Notes |
- from the book “The Swiss of the Cape of Good Hope, 1652-1971” by Adolphe Linder :
Louis Henri MEURANT (1812 - 1893) was born in Cape Town, the first son of a Swiss immigrant father, Louis Balthazar MEURANT (1773 Basle, Switzerland – 1826 Cape Town) who had arrived at the Cape at the end of 1809 as bandmaster of a British Regiment from Chester with his first wife Eliza HUMPHRIES ( b.1792 London ) and daughter Louise Eliza ( 1808 – 1888) .
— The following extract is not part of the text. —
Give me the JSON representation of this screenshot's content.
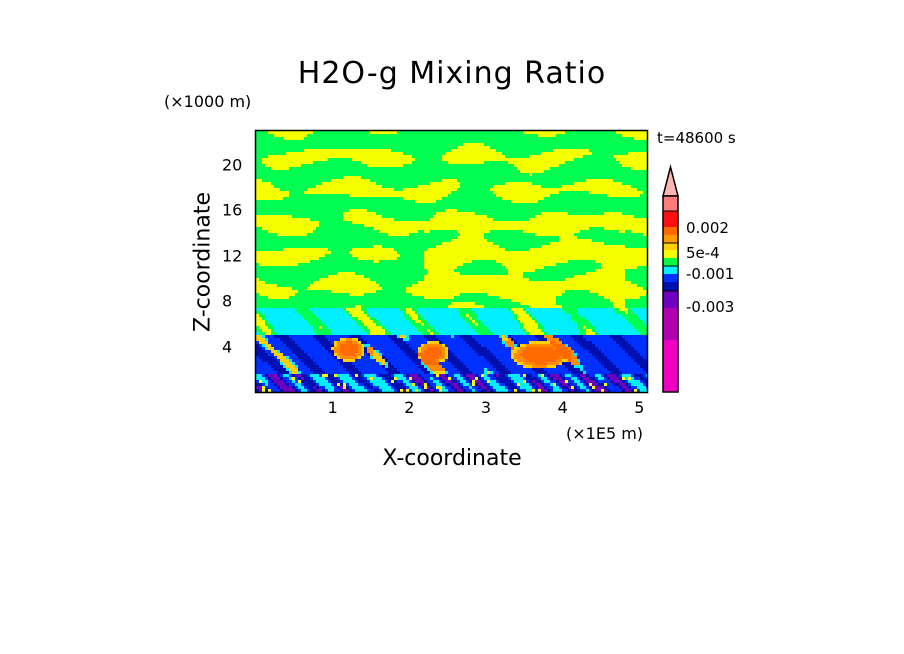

Father Louis Balthazar MEURANT was one of the first South African composers, he wrote the music for the ballet Het Liefde-nes . He bought a printing press for 300 pounds sterling on the condition that his son Louis Henri should serve apprenticeship with him and be a partner. Only 5 months later Cape Governor Lord Charles Somerset suppressed the Commercial Advertiser edited by Thomas PRINGLE and John FAIRBAIRN and printed by GREIG , thus precipitating the famous struggle for the free press in South Africa.
Young Louis Henri showed enterprise and self assuredness from a very early age and at the mere age of 13 applied to the Cape government for permission to purchase property in Cape Town. This was refused.
Orphaned at 14 Louis Henri was adopted by Mr M.J. SMIT and his family and in 1831 married his eldest stepsister, Charlotte SMIT (1809-1888). He started his career in journalism as an apprentice with the South African Commercial Advertiser, and, after his marriage, he moved to Grahamastown.
In 1820 Robert GODLONTON and Thomas STRINGFELLOW had brought an old wooden printing press to Cape Town. It was confiscated upon arrival by authorities who feared that a press would organise frontier opinion. The press was later sent to Graaff Reinet and used for printing Government notices. It was auctioned off in 1831 and bought by Louis MEURANT and he established the first newspaper in the Cape Colony , the Graham’s Town Journal.
Louis MEURANT was a close friend of Piet Retief . After he had published Piet Retief’s Mainifesto in the Graham’sTown Journal on 2 February 1837 , he accompanied Retief from Grahamstown as far as his farm in the Winterberg.
He gave Retief a large quarto volume of Roman Dutch Law, and Retief gave MEURANT his private papers for safe-keeping. Retief left the Cape Colony with 2 wagons and accompanied by 30 other wagons had left from his farm at Post Retief by the time the authorities arrived with a warrant for his arrest .
Louis MEURANT later also published the Kaapsche Grensblad, the Cradock News en the Cradocksche Nieuwsblad. He published under various nom-de-plumes a series of letters and dialogues as commentary on current affairs. As part of his journalistic and political activities, MEURANT also wrote and published some well-known and influential "Zamenspraake" (dialogues) in The Cradock News in 1860, under the pseudonym Klaas Waarzegger ("Klaas Soothsayer"). Focussed on the split between the Eastern and Western provinces, they were entitled Zamenspraak tusschen Klaas Waarzegger en Jan Twyfelaar over het onderwerp van afscheiding tusschen de Oostelyke en Westelyjke Provincie. Collected in book form and first published in 1861, they were considered to be the first published book in Afrikaans. His nom-de-plume Klaas Waarzegger practically became the symbol of Afrikaans conciousness and played an important role in the first Afrikaans language movement .
Along with another friend, Frederick REX (the son of George REX), he was possibly a co-author (with REX and Andrew Geddes BAIN) of the satirical piece Kaatjie Kekkelbek during his sojourn in Grahamstown. The work is usually considered to be the first example of written Afrikaans certainly one of the earliest in dramatic form.
A strong advocate for the recognition of written Afrikaans, he regularly wrote contributions for his newspapers in Afrikaans . Robert GODLONTON soon joined MEURANT at the Graham’s Town Journal , became a partner in 1843 and bought out MEURANT in 1849.
MEURANT was an activist for freedom of the press, he was the author of the treatise Sixty years ago, or, Reminiscences of the struggle for the freedom of the press in South Africa and the establishment of the first newspaper in the Eastern Province (Cape Town, 1885), which is in addition a most valuable source on 19th century theatre and other cultural matters.
Because of his bilingualism, Louis MEURANT often served as translator , inter alia between the British and Dutch, e.g. at the Sand River Convention, which led to the founding of the Zuid-Afrikaansche Republiek (South African Republic) in Transvaal.
From 1853 onwards he was apparently a magistrate of several districts in the Colony, starting at Katrivier, then moving to Cradock, Fort Beaufort (1864 to 1874 ), Clanwilliam and from 1874 till his retirement in 1881, at Riversdale.
From 1884 till his death on 29 March 1893 at Riversdale he was a member of parliament for the Cape Colony.
He was buried in the Meurant Historical Cemetery, alongside his first wife, Charlotte MEURANT, in 1893.